Exam frequency: Polar characteristics appear in most exam series as the foundation for the management and change questions that follow. Very high frequency for definition and description questions; high frequency as the basis for 6-mark+ analytical questions.
The Level 1 → Level 2 → Level 3 Progression
This is how examiners distinguish marks. Learn this structure — it directly tells you how to write answers that move from Level 1 to Level 3:
"The Arctic is very cold and has ice and snow. Polar bears live there. Temperatures can be below -40°C."
Valid facts, but no mechanism, no explanation of HOW or WHY, no linking of ideas.
"The Arctic is cold because solar radiation hits polar regions at an oblique angle, spreading the same amount of energy over a much larger surface area than at the equator, reducing energy per m². High albedo (80–90% of solar radiation reflected by snow and ice) means even the limited solar energy that arrives is mostly bounced back to space rather than warming the surface. During the 6-month polar night, there is no solar input at all, so temperatures fall further as the surface radiates heat into space."
Correct mechanisms explained — scores Level 2.
"The extreme cold of polar regions results from multiple reinforcing mechanisms.
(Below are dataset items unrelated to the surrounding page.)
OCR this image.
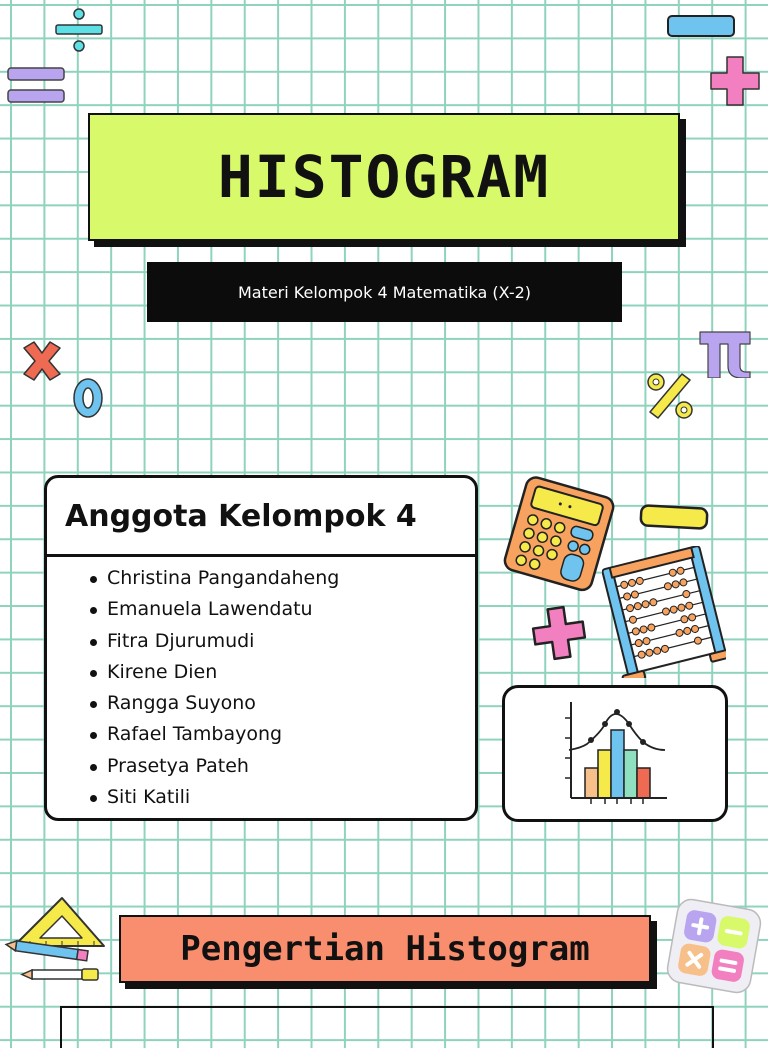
HISTOGRAM
Materi Kelompok 4 Matematika (X-2)
Anggota Kelompok 4
Christina Pangandaheng
Emanuela Lawendatu
Fitra Djurumudi
Kirene Dien
Rangga Suyono
Rafael Tambayong
Prasetya Pateh
Siti Katili
Pengertian Histogram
The oblique solar angle at high latitudes (insolation is spread across a larger surface area than at the equator) is amplified by high albedo — fresh snow reflects 80–90% of incoming solar radiation back to space, creating the ice-albedo positive feedback: cold maintains ice, ice reflects energy, reflecting energy prevents warming, keeping temperatures cold. During the 6-month polar night, no solar energy arrives at all, allowing the surface to radiate heat continuously into space. Antarctica is additionally cooled by its average elevation of 2,300 m (adding ~15°C of cooling at the environmental lapse rate), and is isolated from warmer ocean waters to the north by the Antarctic Circumpolar Current. The lowest temperature ever recorded on Earth — −89.2°C at Vostok Station in 1983 — results from all these factors combining at the same location."
Multiple mechanisms, feedback loop named, specific named data (Vostok, 2,300 m, −89.2°C), Antarctic Circumpolar Current — Level 3.